Pending in Congress, House Bill No. 5285, the Children’s Emergency Relief and Protection Act, aims to create a comprehensive protection and emergency plan for children vulnerable to disasters.
Once passed into law, it would require the Department of Social Welfare and Development, Department of Education and the Office of Civil Defense, as well as other national agencies, “to increase protection and services for children before, during and after disasters.”
It would include an “improved family tracing for unaccompanied minors, data collection to identify children, child-focused training for first responders, the restoration of civil documents and limiting the use of schools as evacuation centers so the children could quickly resume their classes.”
Highlighting the importance of the bill sponsored by Tarlac Rep.
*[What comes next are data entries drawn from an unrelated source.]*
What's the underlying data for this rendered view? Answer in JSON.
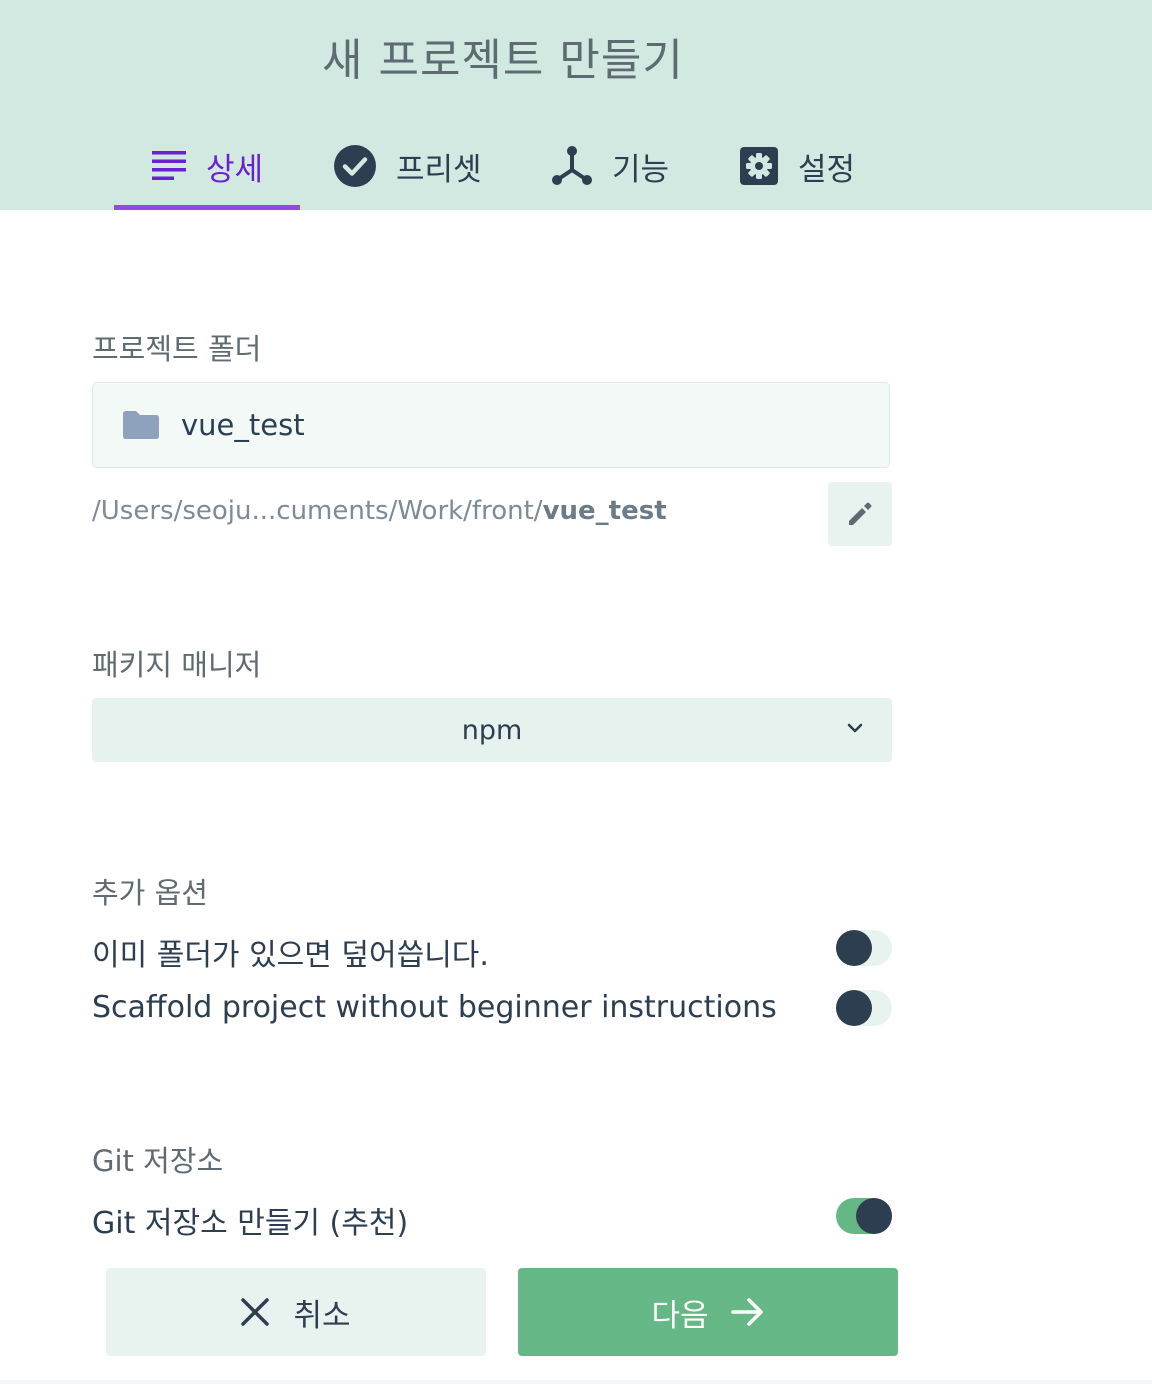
{
  "page": {
    "title": "새 프로젝트 만들기"
  },
  "tabs": [
    {
      "label": "상세",
      "icon": "list-icon",
      "active": true
    },
    {
      "label": "프리셋",
      "icon": "check-circle-icon",
      "active": false
    },
    {
      "label": "기능",
      "icon": "fork-icon",
      "active": false
    },
    {
      "label": "설정",
      "icon": "gear-icon",
      "active": false
    }
  ],
  "folder": {
    "label": "프로젝트 폴더",
    "value": "vue_test",
    "path_prefix": "/Users/seoju...cuments/Work/front/",
    "path_name": "vue_test"
  },
  "package_manager": {
    "label": "패키지 매니저",
    "selected": "npm"
  },
  "options": {
    "label": "추가 옵션",
    "items": [
      {
        "label": "이미 폴더가 있으면 덮어씁니다.",
        "enabled": false
      },
      {
        "label": "Scaffold project without beginner instructions",
        "enabled": false
      }
    ]
  },
  "git": {
    "label": "Git 저장소",
    "item": {
      "label": "Git 저장소 만들기 (추천)",
      "enabled": true
    }
  },
  "actions": {
    "cancel_label": "취소",
    "next_label": "다음"
  },
  "colors": {
    "header_bg": "#d1e9e0",
    "accent": "#6a1fd1",
    "primary": "#65b886",
    "text": "#2c3e50"
  }
}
Susan Yap, Save the Children country director Ned Olney told the Inquirer in an interview on Sunday that of the more than 6,200 who died during Supertyphoon “Yolanda’s” onslaught in November 2013, “40 percent were children.”
He said that approximately six million children were affected by the typhoon.
And recently in Nepal, where two massive earthquakes claimed around 8,600 lives, Olney said their Nepal office reported that more than 20,000 classrooms were completely destroyed, while another 25,000 either incurred minor or major damage. It also quoted a UN report that said “about 1.7 million children were affected by the earthquakes.”
“Children are universally vulnerable. We [need to have] a different approach to children because you can’t treat children with the same laws and rules as you would adults,” Olney said.
He said that while this piece of legislation—which he added would be a first in Asia—could no longer help the victims of Yolanda, it would be a “proactive approach and game changer for children in the Philippines in future emergencies.”
“It’s [mankind’s] moments of tragedy [that] inspire legislative transformation,” he said, pointing out that the Geneva Declaration of the Rights of the Child was adopted in 1924, years after World War I ended.
Once passed into law, Olney said the use of schools as evacuation centers during calamities would be limited to around 15 days.